If it was not openly talked about, there were those who knew that the Palmetto, for all her “superior” low-pressure head of steam and her copper-fastening, had been condemned as unseaworthy; yet the Harris and Morgan line continued her scheduled operations.

Having left a letter for Machebeuf with orders to follow as soon as possible to meet him in San Antonio, Lamy saw New Orleans recede under the nacreous skies of the delta as the Palmetto on schedule was piloted away from the sloping levees and the tangles of moored shipping there. The three black towers of the cathedral rose highest on the city’s skyline. Low brick warehouses lined the waterfront. The river was heavy with earth roiled by the current. He was leaving much behind to which he was devoted—but he was carrying with him much experience to give him confidence in the unknown lands of his mission. One always saw the strange through the vision of the familiar. Any departure was likely to make the heart go somewhat heavy. The city grew smaller and smaller—the three black spires stood clear, but steadily diminished. On the low right bank: little habitation, wide grassy flats, groves of trees. The Palmetto steamed along cautiously, for the river was always full of heavy debris—logs, foundered small boats—which were carried along just under the opaque surface by the current. Presently, on the left bank: Jackson Barracks, with its reminders of the battle of New Orleans a generation ago.

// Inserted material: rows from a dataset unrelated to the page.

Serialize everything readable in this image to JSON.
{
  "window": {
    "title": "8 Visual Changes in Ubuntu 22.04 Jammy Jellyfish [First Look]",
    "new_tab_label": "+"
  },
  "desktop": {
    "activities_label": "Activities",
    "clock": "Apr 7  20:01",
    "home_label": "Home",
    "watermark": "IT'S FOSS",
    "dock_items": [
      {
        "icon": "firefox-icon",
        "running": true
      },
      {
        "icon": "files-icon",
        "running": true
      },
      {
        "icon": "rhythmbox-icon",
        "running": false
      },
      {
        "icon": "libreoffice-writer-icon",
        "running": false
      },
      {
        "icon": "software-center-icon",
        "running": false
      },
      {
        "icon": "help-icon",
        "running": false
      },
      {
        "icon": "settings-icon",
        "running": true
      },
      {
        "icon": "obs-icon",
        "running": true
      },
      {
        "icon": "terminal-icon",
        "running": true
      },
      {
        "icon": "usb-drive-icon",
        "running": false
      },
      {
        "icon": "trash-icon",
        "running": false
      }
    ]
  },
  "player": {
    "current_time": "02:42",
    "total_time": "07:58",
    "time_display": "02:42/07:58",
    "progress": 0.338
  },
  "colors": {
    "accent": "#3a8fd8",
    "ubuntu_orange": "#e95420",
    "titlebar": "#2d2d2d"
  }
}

At the rate of her movement, the Palmetto must take a long while to reach the open Gulf. Looking back to New Orleans—and even beyond—time, distance, had strange new aspects, as if related to another life. The clouds of the littoral were low and changed slowly, light seemed different in a long progression of changes; at Nine Mile Bend, the city was lost to view. Only the future was in sight, and that only in the faulty imagination. The New Orleans Commercial Bulletin for 6 January 1851 listed that the “steamship Palmetto, Smith (master), for Galveston, Harris & Morgan,” had cleared the harbor, and before nightfall, the ship paused at Pilot-Town downriver, at the mouth, a community of plank shacks, marsh grass, long wooden jetties, where the pilot was discharged in a row-boat for shore. Captain Smith took over, the Palmetto turned westward in the Gulf in the long twilight.